Search code examples
c++openclopencl-c

Why do I get `CL_INVALID_MEM_OBJECT` from `clSetKernelArg`?


I'm almost done rewriting some CUDA code into OpenCL. But I get this terrible runtime error.

The kernel I call takes arguments like this:

__kernel void kernel_forwardProject(
  __global float *proj_out,
  __gloabl float *proj_in,
  __global float *vol,
  __read_only image3d_t tex_vol,
  __constant float *transformMatrices,
  __constant float *sourcePositions)

I am using the cl2.hpp wrapper for OpenCL and when I call the equivalent of clSetKernelArg for argument 0, i.e. proj_out, CL_INVALID_MEM_OBJECT is returned.

I also get the same result when switching around argument 0 and 1. I've tried the three ways I know of allocating the device buffers:

// 1)
  auto dev_proj_out = cl::Buffer(queue, h_proj_out, h_proj_out + proj_size,
    /*read_only*/false, /*useHostPtr*/true, &err);
// 2)
  auto dev_proj_out = cl::Buffer(ctx, CL_MEM_WRITE_ONLY | CL_MEM_USE_HOST_PTR,
    proj_size * sizeof(float), (void*)&h_proj_out[0], &err);
// 3)
  auto dev_proj_out = cl::Buffer(ctx, CL_MEM_WRITE_ONLY,
    req_dev_alloc, nullptr, &err);
  queue.enqueueWriteBuffer(dev_proj_out, CL_TRUE, 0, 0, (void *)&h_proj_out[0]);

h_proj_out is float*, proj_size is 64*64*16 in the test case. I've tried all 4 combinations of false and true for read_only and useHostPtr.

I check err after all OpenCL API calls, there is no errors before clSetKernelArg.

I've stepped through the code with gdb for all the combinations, it's always at clSetKernelArg for the first argument which gives the error.

I've tried both the Nvidia and Intel CPU OpenCL runtimes. (POCL doesn't support image types for nvidia gpus, so I can't use that)

The host code can be found here: https://gitlab.com/agravgaard/cbctrecon/blob/master/Library/CbctReconLib/rtkExtension/rtkOpenCLForwardProjectionImageFilter.cpp#L130

The OpenCL kernel: https://gitlab.com/agravgaard/cbctrecon/blob/master/Library/CbctReconLib/rtkExtension/forward_proj.cl#L71 The kernel compiles without any warnings using the Intel SDK for OpenCL offline compiler (with the same defines as given at runtime).

The error occurs on line 247 of the host code. The KernelFunctor calls setArgs<> which calls setArg of the kernel, which calls clSetKernelArg at line 5398 of cl2.hpp


Solution

  • The issue had two parts comes from mixing devices, contexts and queues and kernel management.
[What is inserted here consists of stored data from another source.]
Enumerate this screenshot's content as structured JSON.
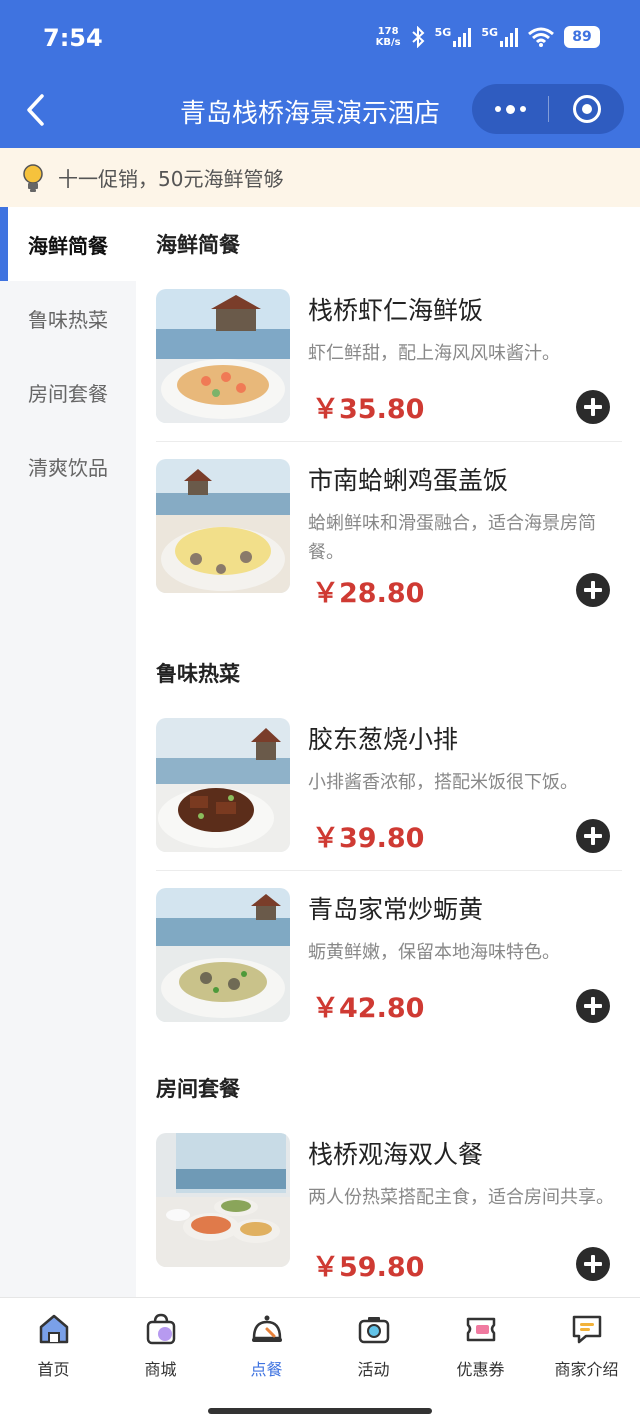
{
  "status_bar": {
    "time": "7:54",
    "net_speed_value": "178",
    "net_speed_unit": "KB/s",
    "sim1": "5G",
    "sim2": "5G",
    "battery": "89"
  },
  "nav": {
    "title": "青岛栈桥海景演示酒店"
  },
  "notice": {
    "text": "十一促销，50元海鲜管够"
  },
  "sidebar": {
    "items": [
      {
        "label": "海鲜简餐",
        "active": true
      },
      {
        "label": "鲁味热菜"
      },
      {
        "label": "房间套餐"
      },
      {
        "label": "清爽饮品"
      }
    ]
  },
  "sections": [
    {
      "title": "海鲜简餐",
      "dishes": [
        {
          "name": "栈桥虾仁海鲜饭",
          "desc": "虾仁鲜甜，配上海风风味酱汁。",
          "price": "￥35.80"
        },
        {
          "name": "市南蛤蜊鸡蛋盖饭",
          "desc": "蛤蜊鲜味和滑蛋融合，适合海景房简餐。",
          "price": "￥28.80"
        }
      ]
    },
    {
      "title": "鲁味热菜",
      "dishes": [
        {
          "name": "胶东葱烧小排",
          "desc": "小排酱香浓郁，搭配米饭很下饭。",
          "price": "￥39.80"
        },
        {
          "name": "青岛家常炒蛎黄",
          "desc": "蛎黄鲜嫩，保留本地海味特色。",
          "price": "￥42.80"
        }
      ]
    },
    {
      "title": "房间套餐",
      "dishes": [
        {
          "name": "栈桥观海双人餐",
          "desc": "两人份热菜搭配主食，适合房间共享。",
          "price": "￥59.80"
        }
      ]
    }
  ],
  "tabbar": {
    "items": [
      {
        "label": "首页",
        "icon": "home-icon"
      },
      {
        "label": "商城",
        "icon": "shopping-bag-icon"
      },
      {
        "label": "点餐",
        "icon": "food-cloche-icon",
        "active": true
      },
      {
        "label": "活动",
        "icon": "camera-icon"
      },
      {
        "label": "优惠券",
        "icon": "coupon-icon"
      },
      {
        "label": "商家介绍",
        "icon": "message-icon"
      }
    ]
  },
  "colors": {
    "brand": "#3f73e0",
    "price": "#cf3a33",
    "notice_bg": "#fdf5e8"
  }
}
    The cl2.hpp uses the default device, context and queue if none is given. As I was not consistent with the default in the example above and thus different queues and contexts "owned" different objects.

    I initially got rid of the CL_INVALID_MEM_OBJECT by rewriting how I manage kernels including adding:

    program.createKernels(&kernel_list)
    

    And using that list to initialize the KernelFunctor.